In my home town there are 3 PC(USA) Presbyterian Congregations plus a Presbyterian Church in America congregation. Four Congregations in a 20 square mile area. One of the PC(USA) congregation has 1200 members while the others have 200 members or less. Does this make any sense?? Yet no one adresses this matter. Instead we wait until all our resources are gone, endowments are spend down, etc.
It may be nice to think congregations should provide full family insurance coverage. However less companies are doing this and some are charging for the extra family members. Also is it right that we should cover young adult children into their 20’s? Many spouses work outside the church, some full time. This insurance issue may not be as big a problem now as it would have been 20 years ago.
George, I trust that you’re not assuming the 1200 member church should just subsume the 3 smaller congregations as a matter of numbers. I do worry about the wasted ministry money spent on maintaining buildings, and I do worry about the inappropriate sentiment that ties congregations to “the church mom was married in” well beyond that congregation’s viable life span. However, not every small congregation is unhealthy and not every small congregation is a bad investment. Many have special ministries, special characteristics, and many could be well served by a tent-maker, a part-time pastor, or a CRE (CLP).

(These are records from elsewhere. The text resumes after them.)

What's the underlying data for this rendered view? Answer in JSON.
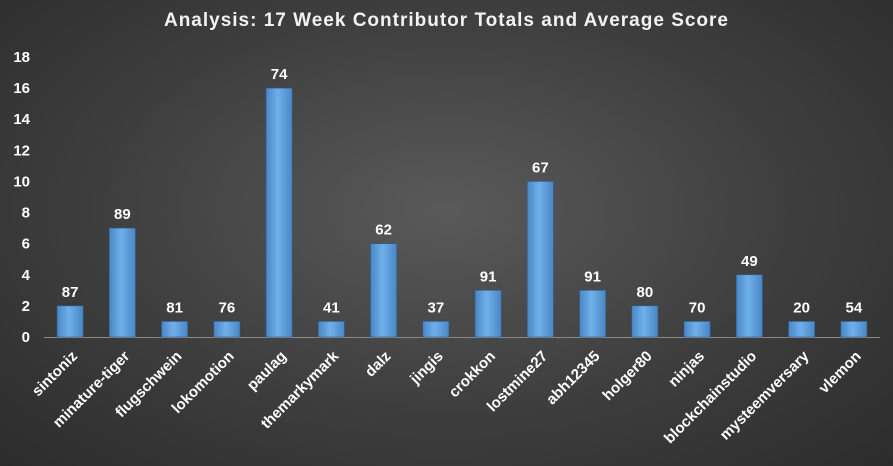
{
  "chart_data": {
    "type": "bar",
    "title": "Analysis:  17 Week Contributor Totals and Average Score",
    "categories": [
      "sintoniz",
      "minature-tiger",
      "flugschwein",
      "lokomotion",
      "paulag",
      "themarkymark",
      "dalz",
      "jingis",
      "crokkon",
      "lostmine27",
      "abh12345",
      "holger80",
      "ninjas",
      "blockchainstudio",
      "mysteemversary",
      "vlemon"
    ],
    "series": [
      {
        "values": [
          2,
          7,
          1,
          1,
          16,
          1,
          6,
          1,
          3,
          10,
          3,
          2,
          1,
          4,
          1,
          1
        ]
      }
    ],
    "data_labels": [
      "87",
      "89",
      "81",
      "76",
      "74",
      "41",
      "62",
      "37",
      "91",
      "67",
      "91",
      "80",
      "70",
      "49",
      "20",
      "54"
    ],
    "ylim": [
      0,
      18
    ],
    "yticks": [
      0,
      2,
      4,
      6,
      8,
      10,
      12,
      14,
      16,
      18
    ],
    "grid": false,
    "legend": "none",
    "bar_color": "#5b9bd5",
    "background_color": "#404040",
    "text_color": "#ffffff"
  }
}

What this discussion is dealing with, however, is whether the tail is wagging the dog. Is the denomination going to allow changes in its ordered ministries (new BOO terminology) to be accomplished by the decisions of a Board of Directors with limitless power? Or is the denomination going to begin to deal with the realities of “Changing Church — Changing World” in a creative, positive, called way and then guide the BOP into solutions that reflect our theology and ecclesiology?
Thanks for your thoughtful post. Well done!